The female spider produces a mat of silk, the eggs are deposited on the mat, and the whole thing is wrapped up to look like a sac. Some sacs are paper discs. Some look like fluffy balls, some look like debris, and some are merely held together by a few threads. Egg sacs may be abandoned or protected while the eggs are developing. Wolf spiders and fishing spiders carry the egg sac around with them. Some spiders make a silken tent and hole up with the eggs until they hatch. Spiders can produce several eggs sacs per season. Spider egg sacs are nearly as diverse as the spiders themselves!
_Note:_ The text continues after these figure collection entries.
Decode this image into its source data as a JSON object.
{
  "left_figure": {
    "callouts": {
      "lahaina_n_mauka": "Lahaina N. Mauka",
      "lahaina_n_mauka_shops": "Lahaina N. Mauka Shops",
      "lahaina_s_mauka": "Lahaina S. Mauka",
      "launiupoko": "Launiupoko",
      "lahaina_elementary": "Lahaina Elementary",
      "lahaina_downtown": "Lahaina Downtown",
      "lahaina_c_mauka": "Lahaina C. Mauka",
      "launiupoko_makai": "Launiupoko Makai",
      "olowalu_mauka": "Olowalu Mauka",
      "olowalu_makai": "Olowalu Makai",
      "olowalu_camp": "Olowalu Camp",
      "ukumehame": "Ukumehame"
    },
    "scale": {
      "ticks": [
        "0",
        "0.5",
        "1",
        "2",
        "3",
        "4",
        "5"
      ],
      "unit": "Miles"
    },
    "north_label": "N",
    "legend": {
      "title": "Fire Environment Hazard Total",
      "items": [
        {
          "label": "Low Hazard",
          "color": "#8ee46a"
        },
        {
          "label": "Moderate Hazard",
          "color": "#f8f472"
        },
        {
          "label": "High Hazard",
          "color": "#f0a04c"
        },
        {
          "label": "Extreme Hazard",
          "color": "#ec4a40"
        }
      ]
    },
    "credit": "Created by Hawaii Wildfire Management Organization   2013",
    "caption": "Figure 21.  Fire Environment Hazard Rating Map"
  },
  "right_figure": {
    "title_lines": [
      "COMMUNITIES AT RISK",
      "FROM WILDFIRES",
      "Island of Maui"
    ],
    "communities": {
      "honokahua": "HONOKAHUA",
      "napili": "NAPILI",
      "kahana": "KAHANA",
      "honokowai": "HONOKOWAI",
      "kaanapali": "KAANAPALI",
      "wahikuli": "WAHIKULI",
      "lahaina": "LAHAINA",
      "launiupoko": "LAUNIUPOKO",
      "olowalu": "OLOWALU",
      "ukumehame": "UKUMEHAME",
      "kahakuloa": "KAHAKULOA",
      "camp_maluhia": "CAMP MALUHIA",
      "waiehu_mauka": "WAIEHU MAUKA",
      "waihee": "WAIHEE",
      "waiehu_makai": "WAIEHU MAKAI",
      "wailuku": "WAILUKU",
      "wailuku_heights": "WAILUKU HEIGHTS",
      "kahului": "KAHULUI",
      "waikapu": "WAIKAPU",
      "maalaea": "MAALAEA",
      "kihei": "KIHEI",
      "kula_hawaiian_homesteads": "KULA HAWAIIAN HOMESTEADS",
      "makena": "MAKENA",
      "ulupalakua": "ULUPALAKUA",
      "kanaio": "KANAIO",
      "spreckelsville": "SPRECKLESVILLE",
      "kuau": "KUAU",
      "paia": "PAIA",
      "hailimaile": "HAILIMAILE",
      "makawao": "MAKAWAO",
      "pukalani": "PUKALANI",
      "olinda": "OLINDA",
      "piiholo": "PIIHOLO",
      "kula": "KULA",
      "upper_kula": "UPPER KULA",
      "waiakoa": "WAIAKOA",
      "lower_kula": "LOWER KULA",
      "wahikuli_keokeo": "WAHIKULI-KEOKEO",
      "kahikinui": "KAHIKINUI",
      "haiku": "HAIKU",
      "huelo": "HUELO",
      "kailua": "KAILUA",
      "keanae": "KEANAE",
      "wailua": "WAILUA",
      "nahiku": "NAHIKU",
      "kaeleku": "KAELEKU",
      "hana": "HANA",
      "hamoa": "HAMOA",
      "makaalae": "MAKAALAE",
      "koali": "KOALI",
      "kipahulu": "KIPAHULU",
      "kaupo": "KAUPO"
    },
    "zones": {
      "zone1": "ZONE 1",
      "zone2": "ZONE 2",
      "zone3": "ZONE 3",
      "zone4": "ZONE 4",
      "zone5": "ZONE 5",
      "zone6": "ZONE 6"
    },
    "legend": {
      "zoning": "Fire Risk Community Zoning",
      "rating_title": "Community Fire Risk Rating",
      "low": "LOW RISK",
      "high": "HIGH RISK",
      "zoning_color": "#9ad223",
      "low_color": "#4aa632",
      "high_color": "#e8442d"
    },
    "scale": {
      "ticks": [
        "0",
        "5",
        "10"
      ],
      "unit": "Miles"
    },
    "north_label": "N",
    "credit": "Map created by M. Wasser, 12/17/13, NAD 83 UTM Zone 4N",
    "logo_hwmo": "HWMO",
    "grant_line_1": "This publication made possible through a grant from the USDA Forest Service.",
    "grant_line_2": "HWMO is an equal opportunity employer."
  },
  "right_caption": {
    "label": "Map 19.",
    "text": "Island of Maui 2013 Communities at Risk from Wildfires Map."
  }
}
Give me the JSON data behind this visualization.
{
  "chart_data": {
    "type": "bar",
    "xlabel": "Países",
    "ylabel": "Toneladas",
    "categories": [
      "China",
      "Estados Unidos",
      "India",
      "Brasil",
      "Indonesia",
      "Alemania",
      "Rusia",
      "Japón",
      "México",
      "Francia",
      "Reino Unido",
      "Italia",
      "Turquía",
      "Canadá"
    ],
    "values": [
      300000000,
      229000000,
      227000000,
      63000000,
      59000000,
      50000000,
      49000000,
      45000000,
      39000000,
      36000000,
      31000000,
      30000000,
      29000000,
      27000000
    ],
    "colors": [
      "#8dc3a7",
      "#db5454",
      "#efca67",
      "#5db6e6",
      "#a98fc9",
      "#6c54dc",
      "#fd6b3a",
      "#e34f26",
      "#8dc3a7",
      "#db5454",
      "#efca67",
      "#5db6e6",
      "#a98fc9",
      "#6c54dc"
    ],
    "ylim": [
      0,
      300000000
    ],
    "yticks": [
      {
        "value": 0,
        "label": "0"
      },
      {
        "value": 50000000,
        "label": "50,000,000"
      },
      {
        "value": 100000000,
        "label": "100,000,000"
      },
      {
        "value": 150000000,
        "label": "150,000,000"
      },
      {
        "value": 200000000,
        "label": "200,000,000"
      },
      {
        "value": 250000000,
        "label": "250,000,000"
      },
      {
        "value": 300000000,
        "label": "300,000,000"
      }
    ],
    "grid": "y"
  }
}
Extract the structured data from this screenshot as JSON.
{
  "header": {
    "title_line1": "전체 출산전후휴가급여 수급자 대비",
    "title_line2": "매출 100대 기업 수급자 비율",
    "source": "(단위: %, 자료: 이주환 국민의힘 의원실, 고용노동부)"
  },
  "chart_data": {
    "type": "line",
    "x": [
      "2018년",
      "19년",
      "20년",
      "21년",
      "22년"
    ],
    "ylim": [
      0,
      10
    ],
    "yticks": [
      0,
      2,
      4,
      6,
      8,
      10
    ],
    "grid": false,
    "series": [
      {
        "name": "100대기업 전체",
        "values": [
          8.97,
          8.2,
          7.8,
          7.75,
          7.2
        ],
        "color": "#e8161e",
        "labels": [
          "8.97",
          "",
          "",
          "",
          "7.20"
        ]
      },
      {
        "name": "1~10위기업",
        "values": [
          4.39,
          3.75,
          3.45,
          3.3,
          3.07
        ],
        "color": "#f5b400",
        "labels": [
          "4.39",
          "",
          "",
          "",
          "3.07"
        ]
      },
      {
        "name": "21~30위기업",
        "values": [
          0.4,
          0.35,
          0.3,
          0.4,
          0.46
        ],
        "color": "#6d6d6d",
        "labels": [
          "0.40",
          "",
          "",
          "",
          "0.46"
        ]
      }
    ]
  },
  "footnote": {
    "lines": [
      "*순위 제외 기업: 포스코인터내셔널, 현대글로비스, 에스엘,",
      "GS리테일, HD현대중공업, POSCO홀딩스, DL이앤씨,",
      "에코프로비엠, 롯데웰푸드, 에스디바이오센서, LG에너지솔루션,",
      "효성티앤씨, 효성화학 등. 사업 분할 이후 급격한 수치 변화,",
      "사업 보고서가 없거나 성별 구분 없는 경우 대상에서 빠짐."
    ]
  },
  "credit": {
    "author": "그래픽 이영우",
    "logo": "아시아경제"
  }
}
While hiking at McConnell’s Mill State Park, I came across “cave spiders” that I never saw before. The cave was between some big boulders with camel crickets all over the place as well. Perhaps camel crickets were the main menu item for these spiders. I took a bunch of pictures and was later able to identify the spiders as Meta ovalis, the cave orbweaver, using an egg sac as confirmation.
Some spider egg sacs that you may already be familiar with are woven by our common house spiders. Teardrop-shaped, papery, brown sacs, about the size of a pinky nail, belong to Parasteatoda tepidariorum. These spiders are common in porch corners and garages. Then there’s my roomies, Steatoda triangulosa AKA The Vacuum Evaders which create perfect, cottony spheres.
Spiders are dioecious which means there are male and female. Check out The Birds and the Boxing Gloves? for more info on how to tell them apart. Even though there are male and female, there have been cases of female spiders giving birth to all female spiders, no males needed (parthenogenesis). Spiders may also lay a bunch off infertile eggs that just never hatch. This has happened with my captive immature female spiders who have been isolated from males. Suddenly, an egg sac appears. I’ve opened these egg sacs just to find the eggs hard and clumped together like a stone.
Once the spiderlings hatch, they stay inside the safety of the egg sac for their first molt and then bite their way through the silky mesh. Wolf spider mom’s tear open the sac for the spiderlings and they quickly climb onto her back. As of this writing, I have the large, yellow egg sac of the orb weaver Neoscona crucifera. The spiderlings have hatched, but are still in the sac. I can see them moving around when I put a light underneath the container. It’s a cold January here in Pittsburgh, most all spiderlings would naturally come out in spring. Since they’re in the heated indoors, I’m guessing they’ll come out sooner. We’ll cross that bridge when we get there!
I have just touched briefly on the diversity of spider egg sacs. There are many more like the vase-shaped bolas spider sac and the brown widow’s spiked sphere which resembles the ball on the end of a flail. Brown recluse egg sacs stand out under black light and the pirate spider’s sac is bright orange. It’s like gift wrapped spiders!